The second quarter of 2022 was one for the books amid a tumultuous period of what I like to call market madness, and the evidence keeps stacking up for the crypto markets. Q2 was full of massive crypto “losses” across the web3 ecosystem, some 97% of which were the result of hacks, according to a new report.
Immunefi’s Crypto Losses in Q2 2022 report identified $670,698,280 worth of losses in Q2, up 52% from $440,021,559 in the same period for 2021.
Most of those losses were contained to just four hacks: Decentralized stablecoin protocol Beanstalk lost $182 million; layer-1 blockchain bridging protocol Harmony Horizon lost $100 million; and decentralized finance (DeFi) protocols Mirror and TribeDAO lost $90 million and $80.34 million, respectively.
“With every disruptive technology, there is a process of iteration, and building out a bigger and better DeFi platform is based currently more on speed than security.” Flux co-founder Daniel Keller
While $670 million is a whopping number, total crypto losses declined 45.5% from about $1.23 billion in the first quarter of 2022, according to a previous report by Immunefi.
However, it’s worth noting that the spike in the first quarter is a bit lopsided due to the largest DeFi hack to date – a sizable $625 million hack on the Ronin Network in March. Without that hack, the first-quarter losses would have been more in line with the second quarter.
But as we enter the third quarter of the year, some market players think hacks are a trend that will continue regardless of current market conditions.
“The DeFi ecosystem has remained a huge target for hackers,” Michael Shaulov, Fireblocks co-founder and CEO, said to TechCrunch.
In 2018, when crypto trading volumes were hitting all-time highs as new money entered the market, smart contracts enabled the development of liquidity protocols that would power decentralized exchanges (DEXs), Shaulov noted.

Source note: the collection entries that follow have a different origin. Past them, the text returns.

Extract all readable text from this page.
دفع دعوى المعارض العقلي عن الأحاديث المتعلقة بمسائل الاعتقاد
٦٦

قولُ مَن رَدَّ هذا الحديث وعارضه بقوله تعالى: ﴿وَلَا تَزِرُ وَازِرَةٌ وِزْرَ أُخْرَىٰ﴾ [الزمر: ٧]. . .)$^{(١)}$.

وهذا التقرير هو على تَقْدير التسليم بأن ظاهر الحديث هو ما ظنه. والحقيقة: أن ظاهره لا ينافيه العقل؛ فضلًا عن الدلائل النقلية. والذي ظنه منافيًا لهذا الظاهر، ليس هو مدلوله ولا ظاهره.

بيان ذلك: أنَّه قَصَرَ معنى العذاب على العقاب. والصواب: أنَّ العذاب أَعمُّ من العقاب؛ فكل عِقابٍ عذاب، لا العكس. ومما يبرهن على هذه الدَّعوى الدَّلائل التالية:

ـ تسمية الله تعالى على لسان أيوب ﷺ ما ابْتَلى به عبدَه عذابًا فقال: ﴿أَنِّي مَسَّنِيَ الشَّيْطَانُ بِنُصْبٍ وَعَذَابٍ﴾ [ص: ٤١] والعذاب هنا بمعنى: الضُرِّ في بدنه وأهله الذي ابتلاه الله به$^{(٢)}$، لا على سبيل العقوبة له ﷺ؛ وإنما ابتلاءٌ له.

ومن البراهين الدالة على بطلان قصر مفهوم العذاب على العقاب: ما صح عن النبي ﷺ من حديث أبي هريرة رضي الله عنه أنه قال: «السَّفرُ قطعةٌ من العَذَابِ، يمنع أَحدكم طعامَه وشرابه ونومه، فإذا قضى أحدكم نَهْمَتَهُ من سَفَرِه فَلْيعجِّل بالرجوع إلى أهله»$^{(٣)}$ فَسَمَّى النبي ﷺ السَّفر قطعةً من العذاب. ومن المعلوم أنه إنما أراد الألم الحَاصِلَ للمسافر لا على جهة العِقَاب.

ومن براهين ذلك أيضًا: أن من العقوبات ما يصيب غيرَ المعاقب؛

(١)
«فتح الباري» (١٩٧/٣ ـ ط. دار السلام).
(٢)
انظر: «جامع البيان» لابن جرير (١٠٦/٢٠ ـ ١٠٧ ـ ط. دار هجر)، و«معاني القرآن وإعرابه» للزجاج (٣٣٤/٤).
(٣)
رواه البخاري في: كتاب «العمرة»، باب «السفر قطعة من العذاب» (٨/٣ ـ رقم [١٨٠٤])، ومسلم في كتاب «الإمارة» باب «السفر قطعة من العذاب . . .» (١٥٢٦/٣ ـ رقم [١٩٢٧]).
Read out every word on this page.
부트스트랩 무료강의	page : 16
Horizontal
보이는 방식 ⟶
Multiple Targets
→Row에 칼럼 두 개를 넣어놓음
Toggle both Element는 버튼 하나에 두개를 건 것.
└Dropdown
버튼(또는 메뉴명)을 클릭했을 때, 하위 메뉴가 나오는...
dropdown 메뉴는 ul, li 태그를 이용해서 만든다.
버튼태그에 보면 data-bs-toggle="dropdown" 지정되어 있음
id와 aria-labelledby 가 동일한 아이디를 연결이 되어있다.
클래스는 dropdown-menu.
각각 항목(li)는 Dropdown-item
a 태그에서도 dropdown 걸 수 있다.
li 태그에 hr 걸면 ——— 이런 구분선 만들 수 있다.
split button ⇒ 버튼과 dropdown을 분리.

“Thousands of ERC-20 tokens were getting ready to be publicly traded, making for a record year of hacks that stole hundreds of millions of dollars from exchanges,” Shaulov said, referencing the tokens used for creating contracts on the Ethereum blockchain. “With DeFi hitting [all-time-highs] of over $250 billion in December 2021, naturally, hackers’ attention turned to DeFi protocols.”
There’s no reason for hacks to diminish, David Carvalho, CEO of Naoris Protocol, said to TechCrunch. “The only reason that it can diminish in the short term is because of a certain level of market depression.”
“We would love to say there is ‘no risk’ in disruptive technologies, but that would be false,” Daniel Keller, co-founder of Flux, said to TechCrunch. “With the adoption bell curve increasing, I expect the total amount will grow as more users are partaking in the platforms; however, as platforms continue to grow, develop and become more mature, the impacts will be less and less.”
At the moment, there is less money available to steal, but as more smart contracts are created, hacks are likely to increase, Carvalho said, adding that as more blockchains exist and interact with each other, through oracles and bridges and third parties, the higher the likelihood of vulnerabilities in the code or with the infrastructure that is supporting whole web3 environments.
“As the decentralized economy continues to grow and expand into new verticals, like gaming and entertainment, cybersecurity will become increasingly top of mind as the volume of user funds interacting with the technology will only increase exponentially from here on out,” Shaulov said. “Where the money’s headed, the hackers will follow, so we can anticipate more hacks as the DeFi industry continues to grow at rapid speed.”
And with speed, there are often mistakes made as people rush to production.
“With every disruptive technology, there is a process of iteration, and building out a bigger and better DeFi platform is based currently more on speed than security,” Keller said. “Security is often an afterthought, but as these hacks and exploits showcase, we are very early to the DeFi ecosystem’s maturity process.”
In order to protect users and protocols from hacks, developers must maintain strict control of digital asset operations both internally and across third-party providers to make funds more secure and resilient against hacks, Shaulov said.